Long neglected by policymakers, the rural nonfarm economy has attracted considerable attention in recent years. In poor agrarian countries struggling with growing numbers of marginal farmers and lackluster agricultural performance, such as those in much of Africa, policymakers view the rural nonfarm economy as a potential alternative to agriculture for stimulating rural income growth. In countries whose economies are successfully shifting from agriculture to other sectors, policymakers see the rural nonfarm economy as a sector that can productively absorb the many agricultural workers and small farmers being squeezed out of agriculture by increasingly commercialized and capitalintensive modes of farming. Given frequently low capital requirements in the nonfarm economy, policymakers in both settings view the rural nonfarm economy as offering a potential pathway out of poverty for many of their rural poor. Expectations everywhere are high.

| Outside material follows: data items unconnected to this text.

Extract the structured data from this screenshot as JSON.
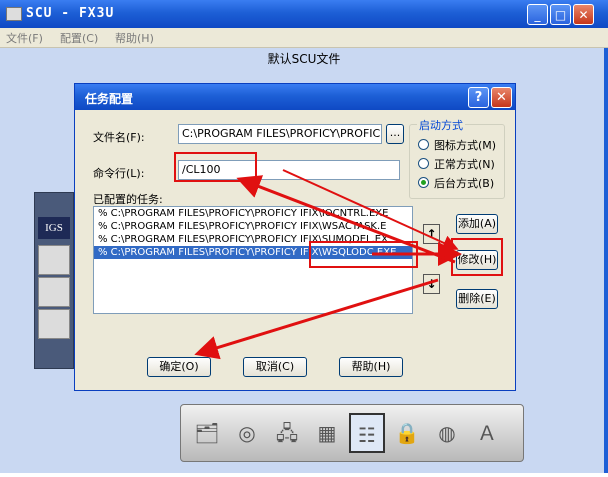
{
  "window": {
    "title": "SCU - FX3U"
  },
  "menu": {
    "file": "文件(F)",
    "config": "配置(C)",
    "help": "帮助(H)"
  },
  "client": {
    "title": "默认SCU文件"
  },
  "device": {
    "label": "IGS"
  },
  "dialog": {
    "title": "任务配置",
    "filename_label": "文件名(F):",
    "filename_value": "C:\\PROGRAM FILES\\PROFICY\\PROFIC",
    "browse_label": "...",
    "command_label": "命令行(L):",
    "command_value": "/CL100",
    "configured_label": "已配置的任务:",
    "tasks": [
      "% C:\\PROGRAM FILES\\PROFICY\\PROFICY IFIX\\IOCNTRL.EXE",
      "% C:\\PROGRAM FILES\\PROFICY\\PROFICY IFIX\\WSACTASK.E",
      "% C:\\PROGRAM FILES\\PROFICY\\PROFICY IFIX\\SUMQDEL.EX",
      "% C:\\PROGRAM FILES\\PROFICY\\PROFICY IFIX\\WSQLODC.EXE"
    ],
    "startup_group": "启动方式",
    "radio_icon": "图标方式(M)",
    "radio_normal": "正常方式(N)",
    "radio_background": "后台方式(B)",
    "add_button": "添加(A)",
    "modify_button": "修改(H)",
    "delete_button": "删除(E)",
    "ok_button": "确定(O)",
    "cancel_button": "取消(C)",
    "help_button": "帮助(H)"
  },
  "colors": {
    "annotation": "#e01010",
    "titlebar": "#1d5fd6",
    "selection": "#316ac5"
  }
}
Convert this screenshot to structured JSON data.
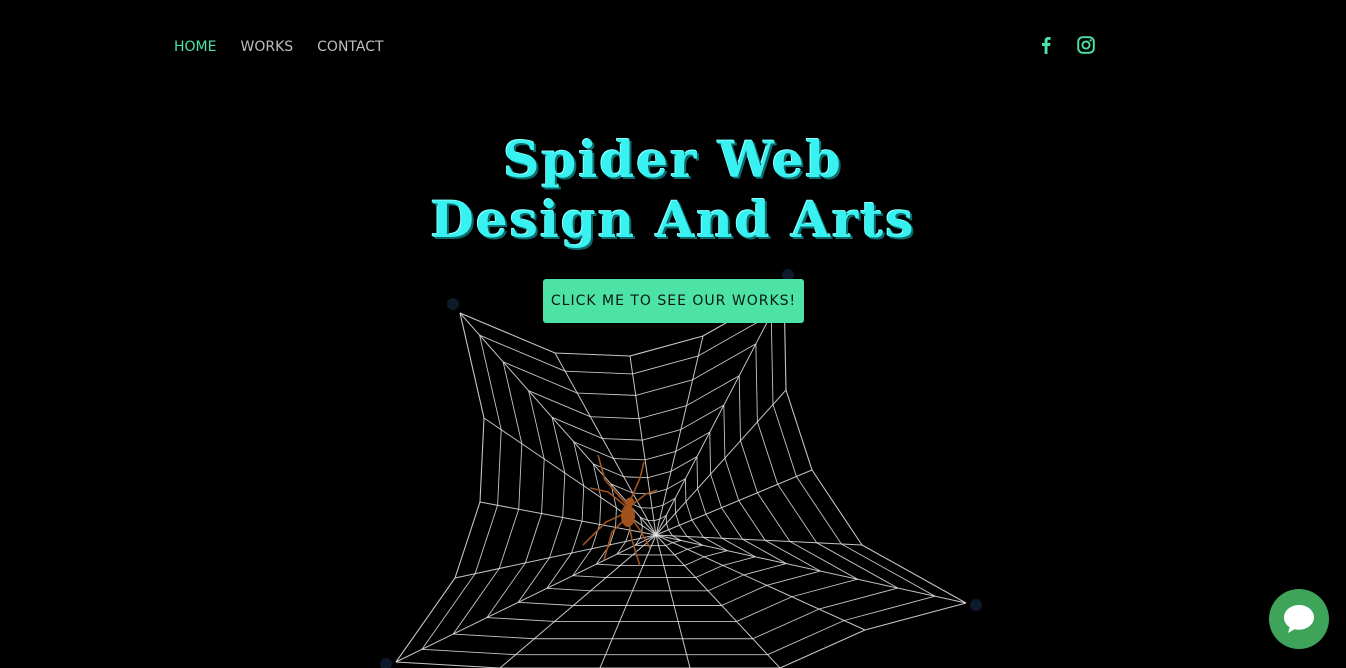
{
  "nav": {
    "items": [
      {
        "label": "HOME",
        "active": true
      },
      {
        "label": "WORKS",
        "active": false
      },
      {
        "label": "CONTACT",
        "active": false
      }
    ]
  },
  "social": {
    "icons": [
      "facebook-icon",
      "instagram-icon"
    ],
    "color": "#4de3a6"
  },
  "hero": {
    "title_line1": "Spider Web",
    "title_line2": "Design And Arts",
    "title_color": "#38f2f2",
    "cta_label": "CLICK ME TO SEE OUR WORKS!",
    "cta_color": "#4de3a6"
  },
  "illustration": {
    "subject": "spider-web",
    "web_color": "#e6e6e6",
    "spider_color": "#a0521d"
  },
  "chat": {
    "icon": "chat-bubble-icon",
    "color": "#3da45a"
  },
  "colors": {
    "background": "#000000",
    "accent": "#4de3a6",
    "nav_text": "#bdbdbd"
  }
}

How realistic are these expectations? Can the rural nonfarm economy indeed grow rapidly enough to productively absorb a growing rural labor force? And in doing so, can it, in fact, provide a pathway out of poverty for the rural poor? A recent book published for IFPRI by Johns Hopkins University Press and Oxford University Press in India, Transforming the Rural Nonfarm Economy: Opportunities and Threats in the Developing World, marshals empirical evidence from around the globe to explore these key policy questions. The book, edited by Steven Haggblade, Peter B. R. Hazell, and Thomas Reardon, examines key factors affecting growth and equity in the rural nonfarm economy in order to identify settings and policies that favor rural nonfarm growth and enable the poor to participate in growing segments of the evolving rural nonfarm economy.